# Benelli SBE cycling problems



## Doughboy181 (Jun 9, 2009)

I own a Benelli SBE with a Sure Cycle that was installed locally 2 seasons ago. Initially it cycled light trap loads fine, but as of late ,it will not. I have removed the buttstock and checked for debris, etc. and everything seemed fine. Is there any truth to the fact that I should not oil a Sure Cycle?


----------



## TK33 (Aug 12, 2008)

Doughboy181 said:


> I own a Benelli SBE with a Sure Cycle that was installed locally 2 seasons ago. Initially it cycled light trap loads fine, but as of late ,it will not. I have removed the buttstock and checked for debris, etc. and everything seemed fine. Is there any truth to the fact that I should not oil a Sure Cycle?

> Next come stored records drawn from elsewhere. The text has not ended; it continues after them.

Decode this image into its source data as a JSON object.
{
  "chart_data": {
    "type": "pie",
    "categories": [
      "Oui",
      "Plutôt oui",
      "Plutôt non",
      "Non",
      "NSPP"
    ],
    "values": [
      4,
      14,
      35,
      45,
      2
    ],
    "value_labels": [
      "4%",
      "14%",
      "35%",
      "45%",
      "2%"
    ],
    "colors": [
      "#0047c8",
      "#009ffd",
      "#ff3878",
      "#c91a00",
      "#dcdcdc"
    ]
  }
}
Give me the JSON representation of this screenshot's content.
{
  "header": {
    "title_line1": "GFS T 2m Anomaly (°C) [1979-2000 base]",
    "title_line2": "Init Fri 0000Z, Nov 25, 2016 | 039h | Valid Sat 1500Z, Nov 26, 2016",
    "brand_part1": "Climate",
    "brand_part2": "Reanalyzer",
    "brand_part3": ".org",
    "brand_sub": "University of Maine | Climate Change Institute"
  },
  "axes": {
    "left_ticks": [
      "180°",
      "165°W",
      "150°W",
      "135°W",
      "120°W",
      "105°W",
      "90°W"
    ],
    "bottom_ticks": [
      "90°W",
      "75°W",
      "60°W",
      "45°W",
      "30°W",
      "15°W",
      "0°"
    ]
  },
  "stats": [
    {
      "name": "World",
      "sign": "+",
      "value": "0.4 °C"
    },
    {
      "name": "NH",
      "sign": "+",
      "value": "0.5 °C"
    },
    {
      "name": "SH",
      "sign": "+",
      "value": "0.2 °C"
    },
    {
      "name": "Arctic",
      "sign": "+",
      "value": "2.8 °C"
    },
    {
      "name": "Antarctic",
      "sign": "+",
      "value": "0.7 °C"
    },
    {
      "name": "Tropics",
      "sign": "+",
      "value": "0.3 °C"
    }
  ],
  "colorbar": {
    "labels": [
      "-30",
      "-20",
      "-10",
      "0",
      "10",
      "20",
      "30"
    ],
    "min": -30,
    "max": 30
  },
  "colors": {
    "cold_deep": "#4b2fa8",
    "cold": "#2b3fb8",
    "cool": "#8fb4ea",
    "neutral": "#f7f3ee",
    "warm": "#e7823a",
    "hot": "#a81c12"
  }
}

Are you shooting 3 drams? Benellis are notorious for not cycling light loads. When reloading I stay above 10,000psi pressures and I have not had a problem.

I have never had a problem with 3 dram or higher shells. Nor have I ever had a problem with any hunting loads. Hope this helps.


----------



## Doughboy181 (Jun 9, 2009)

Thanks for the reply! Yes, the last time I had issues with the gun not cycling I was shooting Winchester Super X @ 3 3/4 Dram 1 1/4 oz .#6's.
Initially after the Sure Cycle was installed it would shoot low brass 2 3/4 Dram shells just fine. This is why I am so puzzled.


----------



## TK33 (Aug 12, 2008)

Doughboy181 said:


> Thanks for the reply! Yes, the last time I had issues with the gun not cycling I was shooting Winchester Super X @ 3 3/4 Dram 1 1/4 oz .#6's.
> Initially after the Sure Cycle was installed it would shoot low brass 2 3/4 Dram shells just fine. This is why I am so puzzled.


Then my best guess would be to get the thing tuned by a gunsmith. There are some adjustments they can make to the action. Good luck.


----------